Differential responses of human B-lymphocyte subpopulations to graded levels of CD40–CD154 interaction

Naive and memory B-lymphocyte populations are activated by CD154 interaction through cell-surface CD40. This interaction plays an important role in the regulation of the humoral immune response, and increasing evidence indicates that fine variation in CD40 binding influences B lymphocytes, macrophages and dendritic cells in murine models. Here we have investigated whether and how variations in the intensity of the CD40–CD154 interaction could contribute to differential regulation of human B-lymphocyte populations.

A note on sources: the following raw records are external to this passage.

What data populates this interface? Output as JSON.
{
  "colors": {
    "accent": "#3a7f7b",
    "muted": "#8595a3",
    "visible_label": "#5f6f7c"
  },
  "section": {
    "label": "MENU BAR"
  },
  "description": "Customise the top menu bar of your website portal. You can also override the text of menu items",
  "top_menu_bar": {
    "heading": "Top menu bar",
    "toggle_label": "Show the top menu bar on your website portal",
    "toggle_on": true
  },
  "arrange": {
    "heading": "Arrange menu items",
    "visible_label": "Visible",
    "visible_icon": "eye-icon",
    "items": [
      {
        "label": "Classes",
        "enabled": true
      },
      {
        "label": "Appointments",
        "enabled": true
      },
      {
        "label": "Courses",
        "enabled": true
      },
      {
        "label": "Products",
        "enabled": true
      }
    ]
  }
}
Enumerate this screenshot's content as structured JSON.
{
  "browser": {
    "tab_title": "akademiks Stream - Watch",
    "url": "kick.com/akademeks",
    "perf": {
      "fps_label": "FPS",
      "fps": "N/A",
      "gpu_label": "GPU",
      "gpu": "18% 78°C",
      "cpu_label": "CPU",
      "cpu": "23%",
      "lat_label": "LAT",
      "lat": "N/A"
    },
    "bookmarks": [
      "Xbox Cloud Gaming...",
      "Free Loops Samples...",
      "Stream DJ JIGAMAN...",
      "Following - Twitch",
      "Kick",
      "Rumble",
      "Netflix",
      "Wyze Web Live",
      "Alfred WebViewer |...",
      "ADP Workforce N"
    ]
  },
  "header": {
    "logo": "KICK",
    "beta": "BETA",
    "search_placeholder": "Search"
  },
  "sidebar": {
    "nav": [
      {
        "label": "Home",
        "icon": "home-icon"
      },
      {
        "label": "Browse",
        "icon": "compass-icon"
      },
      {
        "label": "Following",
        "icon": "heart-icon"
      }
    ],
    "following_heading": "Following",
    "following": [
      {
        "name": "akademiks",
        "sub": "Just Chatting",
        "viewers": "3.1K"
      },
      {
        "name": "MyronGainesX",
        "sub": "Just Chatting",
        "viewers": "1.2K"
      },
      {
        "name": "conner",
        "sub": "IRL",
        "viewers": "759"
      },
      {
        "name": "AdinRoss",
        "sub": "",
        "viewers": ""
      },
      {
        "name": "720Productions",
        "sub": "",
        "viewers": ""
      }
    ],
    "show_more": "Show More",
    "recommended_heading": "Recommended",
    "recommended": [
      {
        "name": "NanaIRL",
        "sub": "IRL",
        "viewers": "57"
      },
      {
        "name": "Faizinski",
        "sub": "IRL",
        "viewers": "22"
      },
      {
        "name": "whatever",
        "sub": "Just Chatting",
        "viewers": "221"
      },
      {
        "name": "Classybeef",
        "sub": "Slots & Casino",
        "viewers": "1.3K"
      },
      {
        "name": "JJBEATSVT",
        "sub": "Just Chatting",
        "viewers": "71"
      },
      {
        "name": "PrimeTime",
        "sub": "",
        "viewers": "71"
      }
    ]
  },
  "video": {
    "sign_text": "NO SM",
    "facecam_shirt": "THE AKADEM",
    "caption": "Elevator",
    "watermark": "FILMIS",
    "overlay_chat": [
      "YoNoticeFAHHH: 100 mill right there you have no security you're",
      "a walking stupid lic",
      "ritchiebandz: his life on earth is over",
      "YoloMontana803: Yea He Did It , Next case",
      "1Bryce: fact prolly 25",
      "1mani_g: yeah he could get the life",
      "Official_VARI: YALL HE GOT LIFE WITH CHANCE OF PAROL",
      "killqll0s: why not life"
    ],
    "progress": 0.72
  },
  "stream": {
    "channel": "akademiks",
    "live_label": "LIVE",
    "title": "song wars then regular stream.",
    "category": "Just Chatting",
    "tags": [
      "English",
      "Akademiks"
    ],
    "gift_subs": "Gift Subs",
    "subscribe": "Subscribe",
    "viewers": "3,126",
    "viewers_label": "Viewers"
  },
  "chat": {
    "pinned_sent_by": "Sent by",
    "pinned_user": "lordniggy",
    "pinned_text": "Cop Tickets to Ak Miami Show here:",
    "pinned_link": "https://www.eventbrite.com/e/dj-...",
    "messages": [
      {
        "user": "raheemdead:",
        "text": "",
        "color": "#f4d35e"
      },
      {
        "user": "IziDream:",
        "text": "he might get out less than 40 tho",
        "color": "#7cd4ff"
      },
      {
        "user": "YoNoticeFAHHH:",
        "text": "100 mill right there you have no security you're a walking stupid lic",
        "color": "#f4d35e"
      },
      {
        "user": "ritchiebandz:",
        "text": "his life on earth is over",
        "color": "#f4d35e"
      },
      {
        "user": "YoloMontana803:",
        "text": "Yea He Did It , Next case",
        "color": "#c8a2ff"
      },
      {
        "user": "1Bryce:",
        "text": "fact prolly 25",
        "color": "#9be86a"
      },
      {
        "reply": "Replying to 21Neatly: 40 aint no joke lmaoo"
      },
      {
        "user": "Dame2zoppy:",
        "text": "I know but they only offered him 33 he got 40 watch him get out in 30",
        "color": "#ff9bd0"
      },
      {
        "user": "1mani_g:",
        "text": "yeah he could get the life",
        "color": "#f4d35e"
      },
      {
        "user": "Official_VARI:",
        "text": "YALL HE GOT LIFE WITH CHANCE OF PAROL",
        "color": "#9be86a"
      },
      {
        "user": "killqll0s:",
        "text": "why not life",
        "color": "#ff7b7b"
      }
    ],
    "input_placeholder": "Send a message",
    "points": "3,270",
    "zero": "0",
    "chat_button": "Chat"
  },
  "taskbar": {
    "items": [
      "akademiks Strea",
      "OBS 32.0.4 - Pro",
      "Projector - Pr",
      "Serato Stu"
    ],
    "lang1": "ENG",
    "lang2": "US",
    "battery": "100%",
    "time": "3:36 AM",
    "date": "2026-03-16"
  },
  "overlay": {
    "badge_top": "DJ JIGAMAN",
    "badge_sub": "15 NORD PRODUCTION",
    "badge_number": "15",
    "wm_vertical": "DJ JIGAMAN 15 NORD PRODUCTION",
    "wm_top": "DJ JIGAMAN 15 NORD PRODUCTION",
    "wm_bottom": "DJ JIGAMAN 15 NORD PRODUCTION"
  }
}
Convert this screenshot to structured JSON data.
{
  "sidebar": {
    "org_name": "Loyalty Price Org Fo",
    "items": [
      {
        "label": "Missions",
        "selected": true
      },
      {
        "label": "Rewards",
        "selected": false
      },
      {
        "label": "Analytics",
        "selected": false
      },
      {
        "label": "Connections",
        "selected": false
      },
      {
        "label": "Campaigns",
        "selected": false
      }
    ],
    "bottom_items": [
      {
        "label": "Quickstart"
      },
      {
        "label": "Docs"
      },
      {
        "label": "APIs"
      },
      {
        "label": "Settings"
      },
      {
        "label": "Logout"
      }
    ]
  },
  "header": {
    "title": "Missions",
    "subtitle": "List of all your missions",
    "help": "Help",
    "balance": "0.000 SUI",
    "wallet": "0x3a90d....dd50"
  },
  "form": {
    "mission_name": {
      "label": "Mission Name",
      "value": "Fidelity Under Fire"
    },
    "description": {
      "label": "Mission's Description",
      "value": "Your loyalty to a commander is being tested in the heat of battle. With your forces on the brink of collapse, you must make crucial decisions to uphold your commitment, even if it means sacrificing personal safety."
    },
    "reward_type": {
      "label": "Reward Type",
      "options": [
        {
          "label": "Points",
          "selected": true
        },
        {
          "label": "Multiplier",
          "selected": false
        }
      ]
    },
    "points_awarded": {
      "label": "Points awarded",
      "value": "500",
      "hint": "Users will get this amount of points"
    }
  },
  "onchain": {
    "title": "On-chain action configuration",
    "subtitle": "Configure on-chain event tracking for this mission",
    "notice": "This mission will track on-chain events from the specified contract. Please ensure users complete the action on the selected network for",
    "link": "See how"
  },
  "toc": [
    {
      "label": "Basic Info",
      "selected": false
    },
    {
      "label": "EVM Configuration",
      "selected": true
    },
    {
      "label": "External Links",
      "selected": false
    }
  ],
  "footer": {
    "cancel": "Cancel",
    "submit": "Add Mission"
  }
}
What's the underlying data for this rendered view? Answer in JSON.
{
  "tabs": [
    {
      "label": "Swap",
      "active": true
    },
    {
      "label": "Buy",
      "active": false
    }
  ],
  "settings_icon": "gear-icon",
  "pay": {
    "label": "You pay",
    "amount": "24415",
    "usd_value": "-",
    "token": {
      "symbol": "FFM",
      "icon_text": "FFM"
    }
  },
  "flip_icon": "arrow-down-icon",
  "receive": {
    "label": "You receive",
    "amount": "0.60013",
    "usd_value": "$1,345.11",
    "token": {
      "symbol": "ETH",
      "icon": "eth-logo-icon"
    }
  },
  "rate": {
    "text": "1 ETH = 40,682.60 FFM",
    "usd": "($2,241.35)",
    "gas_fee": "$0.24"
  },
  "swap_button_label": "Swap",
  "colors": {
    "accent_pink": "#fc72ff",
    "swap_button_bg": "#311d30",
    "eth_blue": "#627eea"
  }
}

Proliferation and differentiation of B lymphocytes were monitored in response to graded levels of CD40 stimulation in the presence of interleukin (IL)-2, IL-4 and IL-10. Our results show that the level of CD154 binding to CD40 on B lymphocytes can directly influence the evolution of CD19+ CD27– and CD19+ CD27+ cell populations. Furthermore, proliferation, global expansion of CD19+ cells and emergence of CD38++ CD138+ cells, as well as immunoglobulin G (IgG) and IgM secretion, were affected by the level of exposure of B lymphocytes to CD154. These results suggest that the CD40–CD154 interaction is more like a rheostat than an on/off switch, and its variation of intensity may play a role in the regulation of B-lymphocyte activation following the primary and/or secondary humoral immune response.